How about a Balmar digital Duo Charge? I admit I don’t know which category it fits into but it charges my AGM start battery very well. It appears to be able to handle different battery chemistries.
https://balmar.net/products/digital-duo-charge/
Hi Michael,
Just took a look at it, and it’s a DC/DC charger, which we will cover in the next chapter in a week or so.
I was going to ask about the Xantrex Echo Charge that I use to recharge my engine starting AGM battery from my lead acid flooded battery(s) house bank that is itself charged by the engine alternator and a solar panel. With a 14.4V limited output and a maximum 15A output it seems to me to be a good solution. I’m waiting to see what I missed.
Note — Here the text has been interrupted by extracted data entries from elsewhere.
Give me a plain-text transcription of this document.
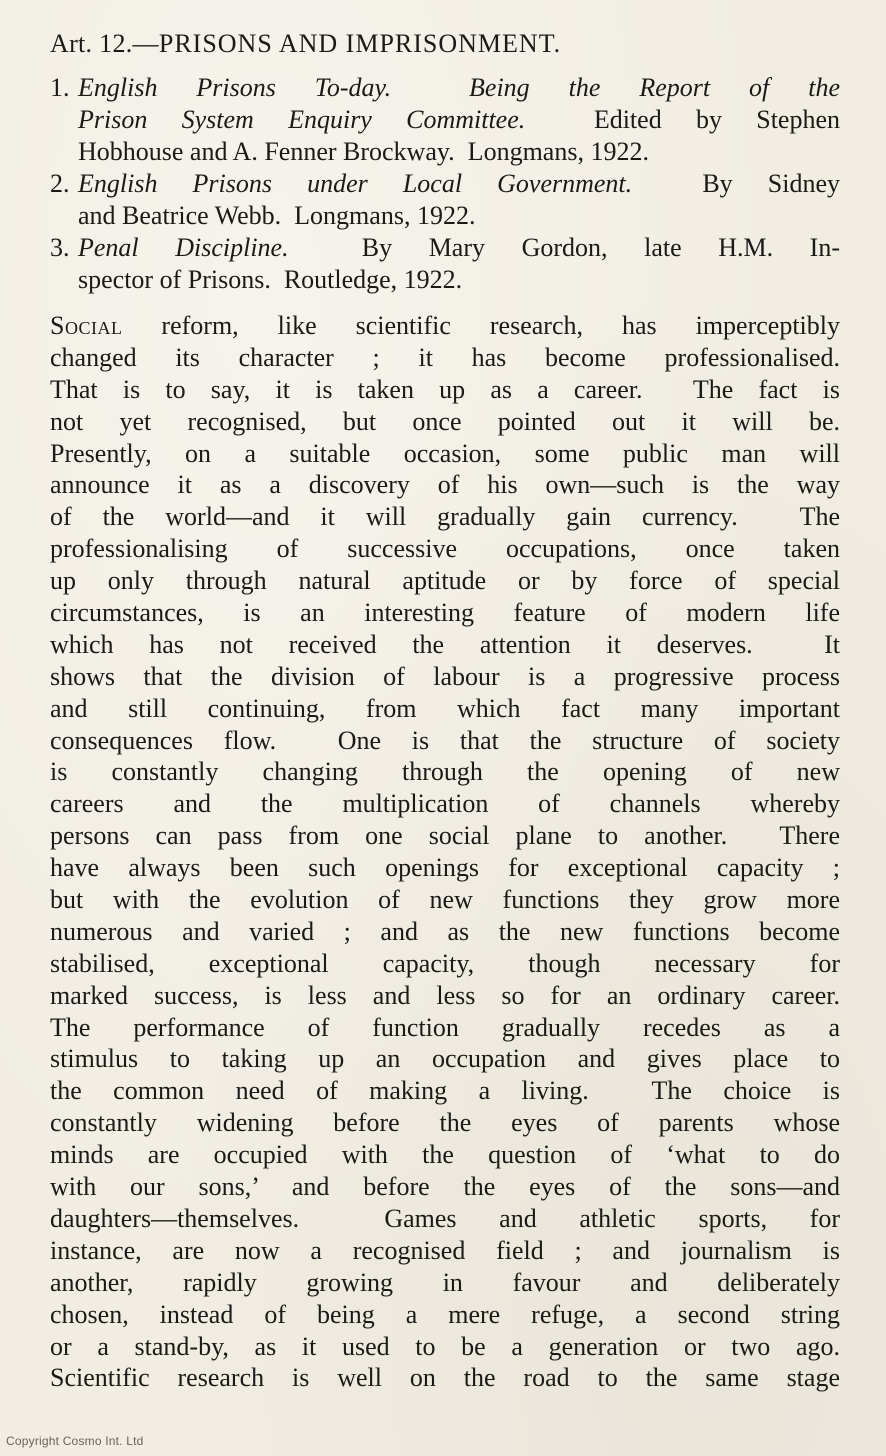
Art. 12.—PRISONS AND IMPRISONMENT.
1. English Prisons To-day.  Being the Report of the
Prison System Enquiry Committee.  Edited by Stephen
Hobhouse and A. Fenner Brockway.  Longmans, 1922.
2. English Prisons under Local Government.  By Sidney
and Beatrice Webb.  Longmans, 1922.
3. Penal Discipline.  By Mary Gordon, late H.M. In-
spector of Prisons.  Routledge, 1922.
Social reform, like scientific research, has imperceptibly
changed its character ; it has become professionalised.
That is to say, it is taken up as a career.  The fact is
not yet recognised, but once pointed out it will be.
Presently, on a suitable occasion, some public man will
announce it as a discovery of his own—such is the way
of the world—and it will gradually gain currency.  The
professionalising of successive occupations, once taken
up only through natural aptitude or by force of special
circumstances, is an interesting feature of modern life
which has not received the attention it deserves.  It
shows that the division of labour is a progressive process
and still continuing, from which fact many important
consequences flow.  One is that the structure of society
is constantly changing through the opening of new
careers and the multiplication of channels whereby
persons can pass from one social plane to another.  There
have always been such openings for exceptional capacity ;
but with the evolution of new functions they grow more
numerous and varied ; and as the new functions become
stabilised, exceptional capacity, though necessary for
marked success, is less and less so for an ordinary career.
The performance of function gradually recedes as a
stimulus to taking up an occupation and gives place to
the common need of making a living.  The choice is
constantly widening before the eyes of parents whose
minds are occupied with the question of ‘what to do
with our sons,’ and before the eyes of the sons—and
daughters—themselves.  Games and athletic sports, for
instance, are now a recognised field ; and journalism is
another, rapidly growing in favour and deliberately
chosen, instead of being a mere refuge, a second string
or a stand-by, as it used to be a generation or two ago.
Scientific research is well on the road to the same stage
Copyright Cosmo Int. Ltd
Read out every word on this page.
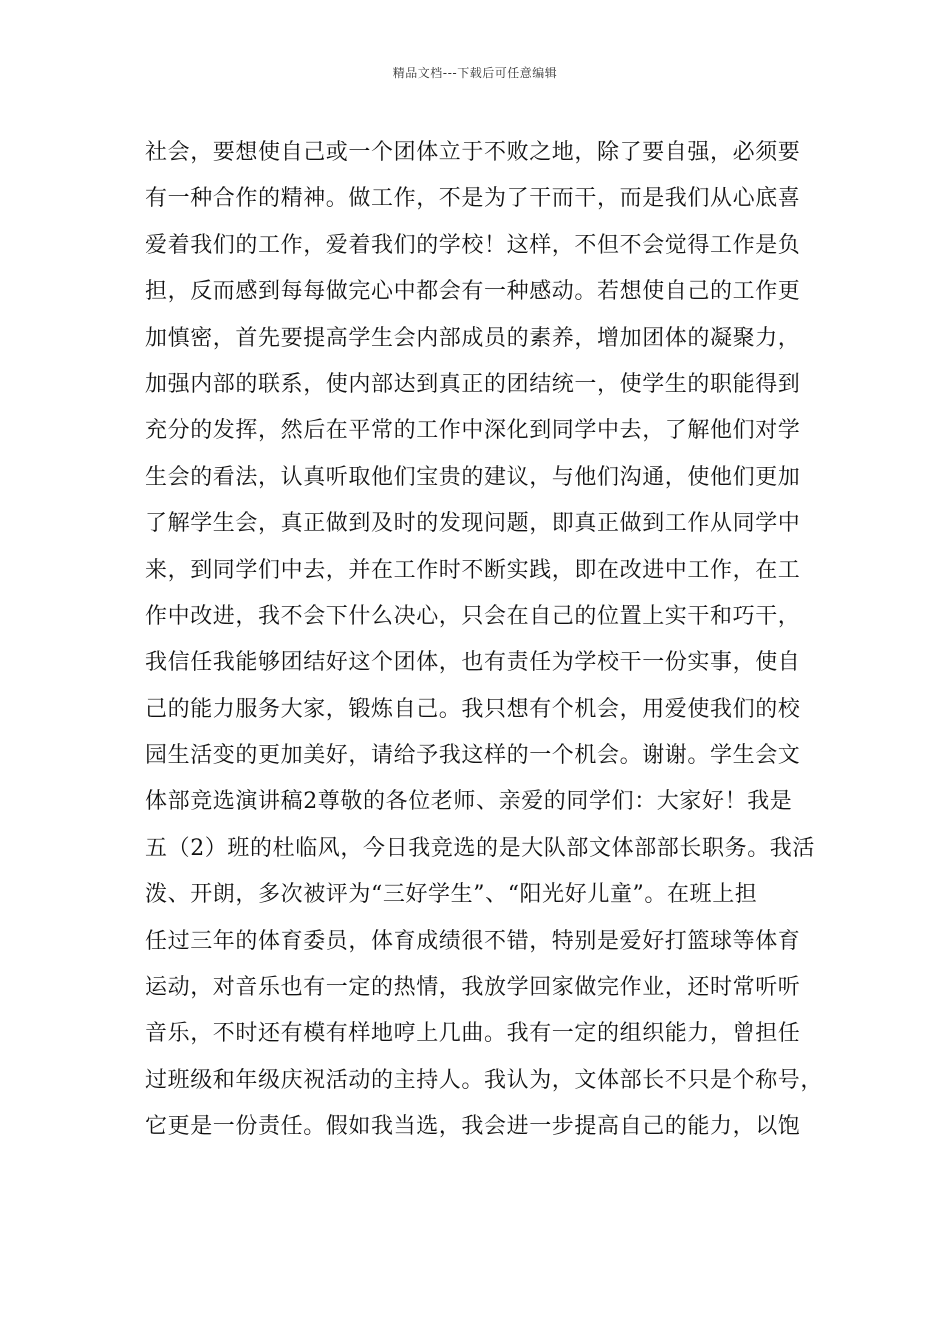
精品文档---下载后可任意编辑
社会，要想使自己或一个团体立于不败之地，除了要自强，必须要
有一种合作的精神。做工作，不是为了干而干，而是我们从心底喜
爱着我们的工作，爱着我们的学校！这样，不但不会觉得工作是负
担，反而感到每每做完心中都会有一种感动。若想使自己的工作更
加慎密，首先要提高学生会内部成员的素养，增加团体的凝聚力，
加强内部的联系，使内部达到真正的团结统一，使学生的职能得到
充分的发挥，然后在平常的工作中深化到同学中去，了解他们对学
生会的看法，认真听取他们宝贵的建议，与他们沟通，使他们更加
了解学生会，真正做到及时的发现问题，即真正做到工作从同学中
来，到同学们中去，并在工作时不断实践，即在改进中工作，在工
作中改进，我不会下什么决心，只会在自己的位置上实干和巧干，
我信任我能够团结好这个团体，也有责任为学校干一份实事，使自
己的能力服务大家，锻炼自己。我只想有个机会，用爱使我们的校
园生活变的更加美好，请给予我这样的一个机会。谢谢。学生会文
体部竞选演讲稿2尊敬的各位老师、亲爱的同学们：大家好！我是
五（2）班的杜临风，今日我竞选的是大队部文体部部长职务。我活
泼、开朗，多次被评为“三好学生”、“阳光好儿童”。在班上担
任过三年的体育委员，体育成绩很不错，特别是爱好打篮球等体育
运动，对音乐也有一定的热情，我放学回家做完作业，还时常听听
音乐，不时还有模有样地哼上几曲。我有一定的组织能力，曾担任
过班级和年级庆祝活动的主持人。我认为，文体部长不只是个称号，
它更是一份责任。假如我当选，我会进一步提高自己的能力，以饱
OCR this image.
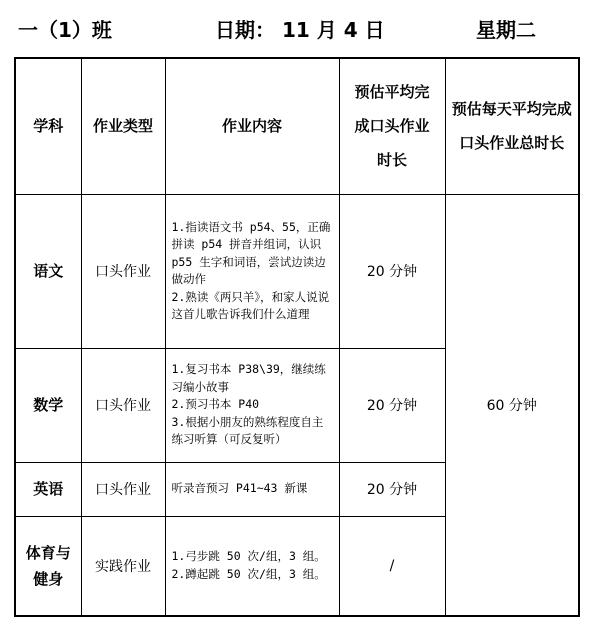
一（1）班	日期： 11 月 4 日	星期二
学科	作业类型	作业内容	预估平均完成口头作业时长	预估每天平均完成口头作业总时长
语文	口头作业	1.指读语文书 p54、55，正确拼读 p54 拼音并组词，认识 p55 生字和词语，尝试边读边做动作
2.熟读《两只羊》，和家人说说这首儿歌告诉我们什么道理	20 分钟	60 分钟
数学	口头作业	1.复习书本 P38\39，继续练习编小故事
2.预习书本 P40
3.根据小朋友的熟练程度自主练习听算（可反复听）	20 分钟	
英语	口头作业	听录音预习 P41~43 新课	20 分钟	
体育与健身	实践作业	1.弓步跳 50 次/组，3 组。
2.蹲起跳 50 次/组，3 组。	/	
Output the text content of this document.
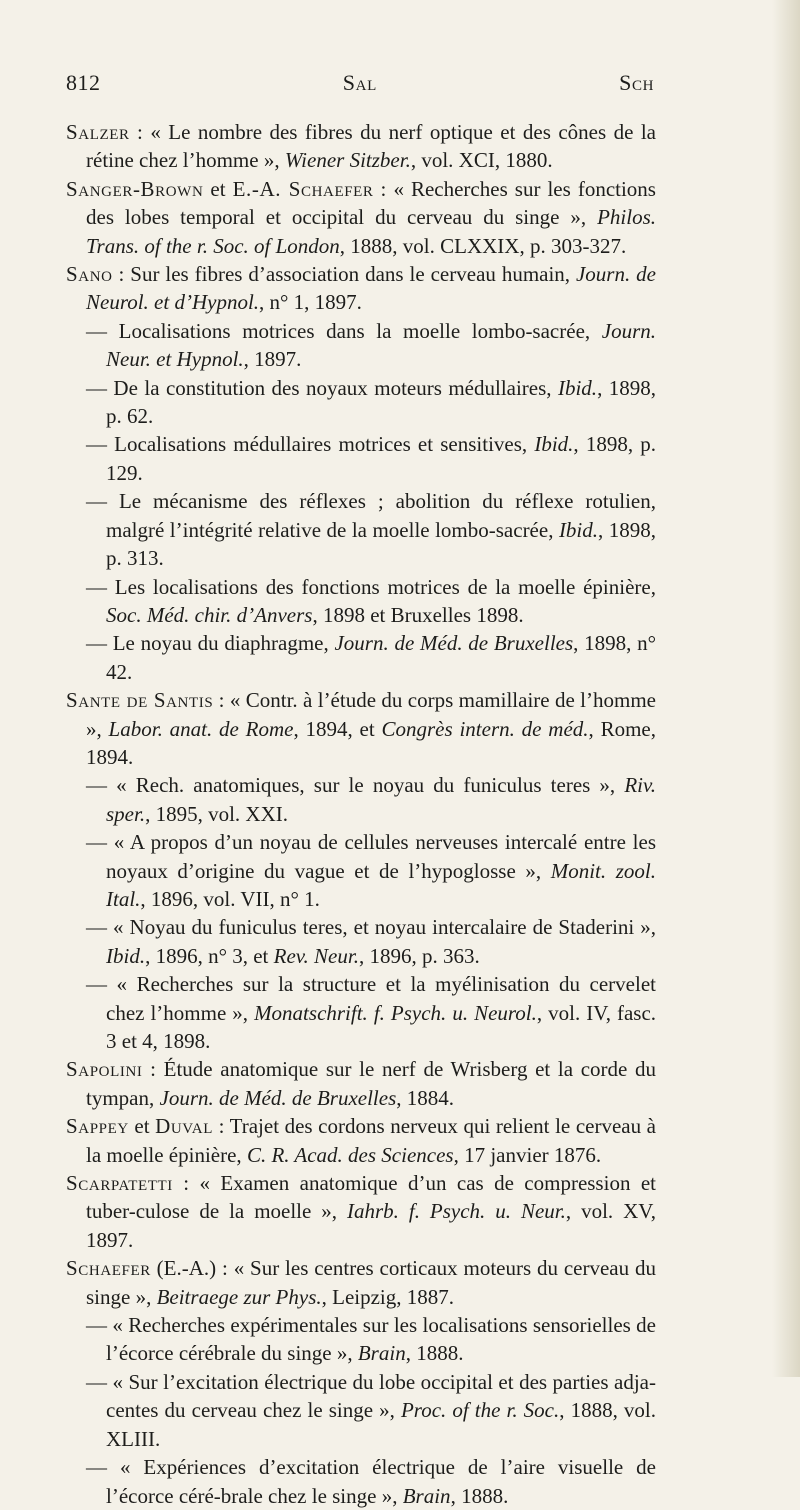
812	Sal	Sch

Salzer : « Le nombre des fibres du nerf optique et des cônes de la rétine chez l’homme », Wiener Sitzber., vol. XCI, 1880.

Sanger-Brown et E.-A. Schaefer : « Recherches sur les fonctions des lobes temporal et occipital du cerveau du singe », Philos. Trans. of the r. Soc. of London, 1888, vol. CLXXIX, p. 303-327.

Sano : Sur les fibres d’association dans le cerveau humain, Journ. de Neurol. et d’Hypnol., n° 1, 1897.

— Localisations motrices dans la moelle lombo-sacrée, Journ. Neur. et Hypnol., 1897.

— De la constitution des noyaux moteurs médullaires, Ibid., 1898, p. 62.

— Localisations médullaires motrices et sensitives, Ibid., 1898, p. 129.

— Le mécanisme des réflexes ; abolition du réflexe rotulien, malgré l’intégrité relative de la moelle lombo-sacrée, Ibid., 1898, p. 313.

— Les localisations des fonctions motrices de la moelle épinière, Soc. Méd. chir. d’Anvers, 1898 et Bruxelles 1898.

— Le noyau du diaphragme, Journ. de Méd. de Bruxelles, 1898, n° 42.

Sante de Santis : « Contr. à l’étude du corps mamillaire de l’homme », Labor. anat. de Rome, 1894, et Congrès intern. de méd., Rome, 1894.

— « Rech. anatomiques, sur le noyau du funiculus teres », Riv. sper., 1895, vol. XXI.

— « A propos d’un noyau de cellules nerveuses intercalé entre les noyaux d’origine du vague et de l’hypoglosse », Monit. zool. Ital., 1896, vol. VII, n° 1.

— « Noyau du funiculus teres, et noyau intercalaire de Staderini », Ibid., 1896, n° 3, et Rev. Neur., 1896, p. 363.

— « Recherches sur la structure et la myélinisation du cervelet chez l’homme », Monatschrift. f. Psych. u. Neurol., vol. IV, fasc. 3 et 4, 1898.

Sapolini : Étude anatomique sur le nerf de Wrisberg et la corde du tympan, Journ. de Méd. de Bruxelles, 1884.

Sappey et Duval : Trajet des cordons nerveux qui relient le cerveau à la moelle épinière, C. R. Acad. des Sciences, 17 janvier 1876.

Scarpatetti : « Examen anatomique d’un cas de compression et tuber-culose de la moelle », Iahrb. f. Psych. u. Neur., vol. XV, 1897.

Schaefer (E.-A.) : « Sur les centres corticaux moteurs du cerveau du singe », Beitraege zur Phys., Leipzig, 1887.

— « Recherches expérimentales sur les localisations sensorielles de l’écorce cérébrale du singe », Brain, 1888.

— « Sur l’excitation électrique du lobe occipital et des parties adja-centes du cerveau chez le singe », Proc. of the r. Soc., 1888, vol. XLIII.

— « Expériences d’excitation électrique de l’aire visuelle de l’écorce céré-brale chez le singe », Brain, 1888.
Xantrex’s Echo Charge is also a DC-to-DC charger, similar to Balmar’s Duo Charge.
I wonder if a FET splitter could be used in conjunction with a DC-DC charger? Could you charge a house lithium bank and an AGM starter at the same time and then when the lithium is full and they drop out the AGM could buffer and let down the alternator? (not sure what the FET would do when the BMS shut them) If you were concerned with the lithium bank needing a higher voltage you could use the DC-DC to top it up from the starter bank/alternator. I think if this because I use 4- 30A dc-dc chargers from my large 170Ah starter/alternator battery to charge the house lithium bank so that when they close they wont fry the alternator via the field.
Hi Cory,
I guess maybe something like that might work, but, at least to me, so doing is ignoring the core design problem here which is that the alternator regulator should be told by the lithium BMS to stop charging prior to any sort of shutdown. Also, if you are set up that way, then all of the charging sources can feed a single charge buss on the house side and the engine start battery be charged by a single DC-Dc charger, which is by far the simplest and most elegant way to design a lithium based systems.
That said, if you already have lithium batteries that don’t communicate, I would leave things as they are with the alternator charging the AGM and stick with the DC/DC, since you have already paid for them, and not add the complications of a FET as well. Or, if you want to get more out of the alternator change over to an FET, but that will mean your AGM will not be ideally charged.
Bottom line, I can’t see any elegant way to get the best of both the DC/DC and FET splitter.
Another key point to keep in mind is that none of this deals with the fundamental dangers of load dumps (blackouts):
https://www.morganscloud.com/2022/04/25/why-lithium-battery-load-dumps-matter/
So, particularly if you do have batteries that don’t communicate, I would recommend adding a vital loads backup as detailed here: https://www.morganscloud.com/2022/07/03/building-a-seamanlike-lithium-battery-system/
Thanks for directing me here. As usual. my questions are answered. Brilliant.